リリはすぐさまそれを見切り、シャッシャッと避け、雷剣(サンダーブレード)を振る。すると、球体状になった電気が大量に放たれる原理はよくわからないが、とてつもない攻撃である(割り切り)。

 

 

電気球が赤の弾幕にぶつかろうとするとスカッと赤の弾幕が半透明となり、お互いにすり抜ける。どうやら赤の弾幕は偽り……つまり幻想だ。そして絶のスペルカードの最後の弾幕に入ると、

 

 

「さあ、満たせ満たせ(オレンジ)の灯火よ。さあ、染まれ染まれ藍色の空よ。」

 

 

ボッボッボッと絶の背後に橙色の炎が大量に現れ、そして遥か上空は藍色の炎で一面が覆い尽くされる。そして空からスキマが突如として開き、現れでたのは巨大な隕石。まるでぶ厚い雲を壊すかのように行く手を阻むものを押しのけ、リリの頭上へと飛来する。だが、衝突する瞬間、リリはスペルカードを取り出していた。

 

 

 

 

廃墟と化した元病院についた皆原兄妹。すぐさま入り口に入るとたくさんのリリの部下であろう者たちが襲いかかってくる……だが、

 

 

「どけっ!雑魚共!」

 

 

晴は時の速度を0にして動き出す。時が止まった状態では晴以外の生命体が動けるわけもなく、晴は手刀で全ての敵の首元に炸裂させる。

 

 

そして時は動き出す……

 

 

まあ、結果は目に見えているとおりである。
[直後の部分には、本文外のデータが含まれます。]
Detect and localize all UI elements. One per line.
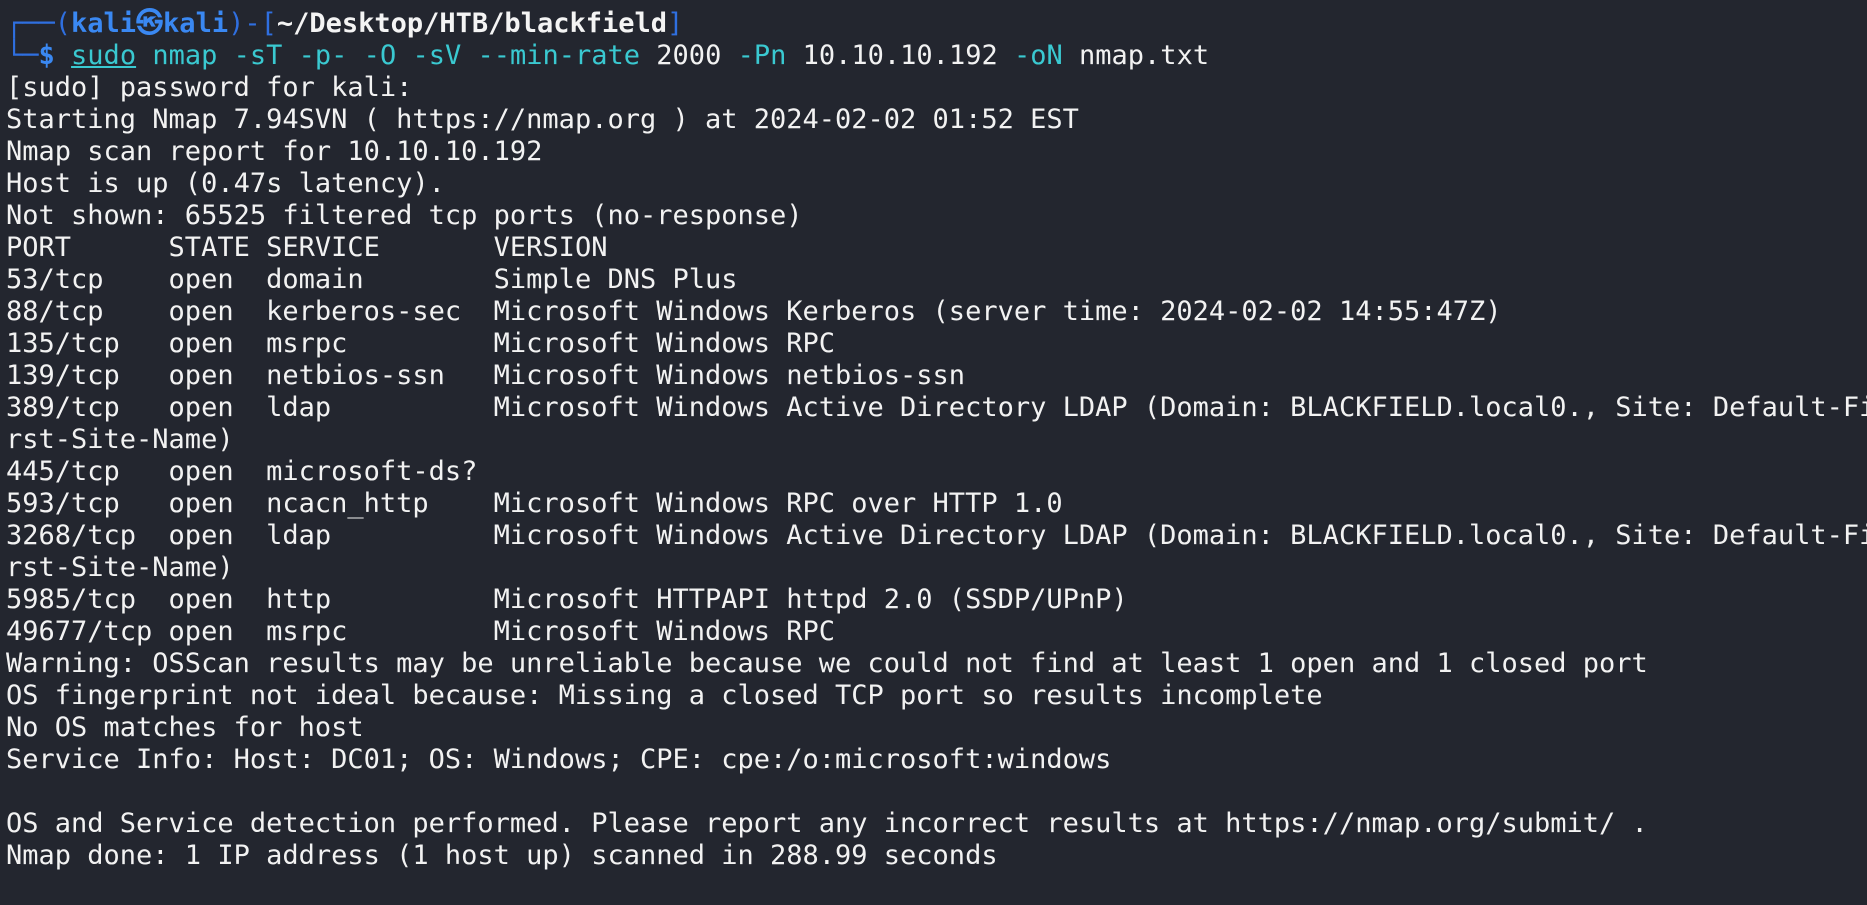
command-line: └─$ sudo nmap -sT -p- -O -sV --min-rate …: [6, 40, 1867, 72]
output-line: Service Info: Host: DC01; OS: Windows; C…: [6, 744, 1112, 775]
command-flags: -sT -p- -O -sV --min-rate: [233, 40, 641, 71]
prompt-symbol: $: [38, 40, 55, 71]
output-line: Not shown: 65525 filtered tcp ports (no-…: [6, 200, 803, 231]
output-line: 135/tcp open msrpc Microsoft Windows RPC: [6, 328, 836, 359]
output-line: Host is up (0.47s latency).: [6, 168, 445, 199]
output-line: PORT STATE SERVICE VERSION: [6, 232, 608, 263]
command-flag-on: -oN: [1013, 40, 1063, 71]
output-line: Nmap done: 1 IP address (1 host up) scan…: [6, 840, 998, 871]
output-line: 53/tcp open domain Simple DNS Plus: [6, 264, 738, 295]
output-line: No OS matches for host: [6, 712, 364, 743]
output-line: rst-Site-Name): [6, 424, 234, 455]
terminal-window[interactable]: ┌──(kali㉿kali)-[~/Desktop/HTB/blackfield…: [0, 0, 1867, 905]
output-line: Nmap scan report for 10.10.10.192: [6, 136, 543, 167]
output-line: Warning: OSScan results may be unreliabl…: [6, 648, 1648, 679]
output-line: OS fingerprint not ideal because: Missin…: [6, 680, 1323, 711]
command-program: nmap: [152, 40, 218, 71]
output-line: 389/tcp open ldap Microsoft Windows Acti…: [6, 392, 1867, 423]
prompt-frame-bottom: └─: [6, 40, 39, 71]
output-line: 593/tcp open ncacn_http Microsoft Window…: [6, 488, 1063, 519]
command-outfile: nmap.txt: [1079, 40, 1210, 71]
output-line: 445/tcp open microsoft-ds?: [6, 456, 478, 487]
output-line: Starting Nmap 7.94SVN ( https://nmap.org…: [6, 104, 1079, 135]
prompt-frame-end: ]: [667, 8, 684, 39]
output-line: 3268/tcp open ldap Microsoft Windows Act…: [6, 520, 1867, 551]
command-sudo: sudo: [71, 40, 137, 71]
prompt-user-host: kali㉿kali: [71, 8, 229, 39]
prompt-line: ┌──(kali㉿kali)-[~/Desktop/HTB/blackfield…: [6, 8, 1867, 40]
output-line: OS and Service detection performed. Plea…: [6, 808, 1648, 839]
prompt-frame-mid: )-[: [228, 8, 277, 39]
output-line: [sudo] password for kali:: [6, 72, 413, 103]
output-line: 88/tcp open kerberos-sec Microsoft Windo…: [6, 296, 1502, 327]
terminal-output: [sudo] password for kali: Starting Nmap 7…: [6, 72, 1867, 872]
output-line: 49677/tcp open msrpc Microsoft Windows R…: [6, 616, 836, 647]
prompt-frame-top: ┌──(: [6, 8, 72, 39]
output-line: 5985/tcp open http Microsoft HTTPAPI htt…: [6, 584, 1128, 615]
output-line: rst-Site-Name): [6, 552, 234, 583]
output-line: 139/tcp open netbios-ssn Microsoft Windo…: [6, 360, 966, 391]
prompt-working-directory: ~/Desktop/HTB/blackfield: [276, 8, 667, 39]
command-target: 10.10.10.192: [802, 40, 998, 71]
command-flag-pn: -Pn: [737, 40, 787, 71]
command-rate: 2000: [656, 40, 722, 71]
その場にいた敵(笑)は全滅。残っているのは全滅をやってのけた人物とあまりの一瞬の出来事にただただ呆然とするしかない人物だけであった。その人物(リリ)がはっと我に還ったのは遠くの方からミサイルのようなものが落ちたかのような爆音であった。場所はさっき絶と漣と別れた店のほうであった。きっと大丈夫だと晴は言い、奥へと進む。晴の考えはこうだ。恐らくさっきの音は弾幕ごっこの時のあれだろうから、どっちかがやったのだろう。だが、どっちであろうと今はとにかく目の前のこと(珀雲の救出)が先決である……そう判断したのだった。

 

 

病院の中をゆっくりと捜索して二階、三階へと階段を駆け上がる。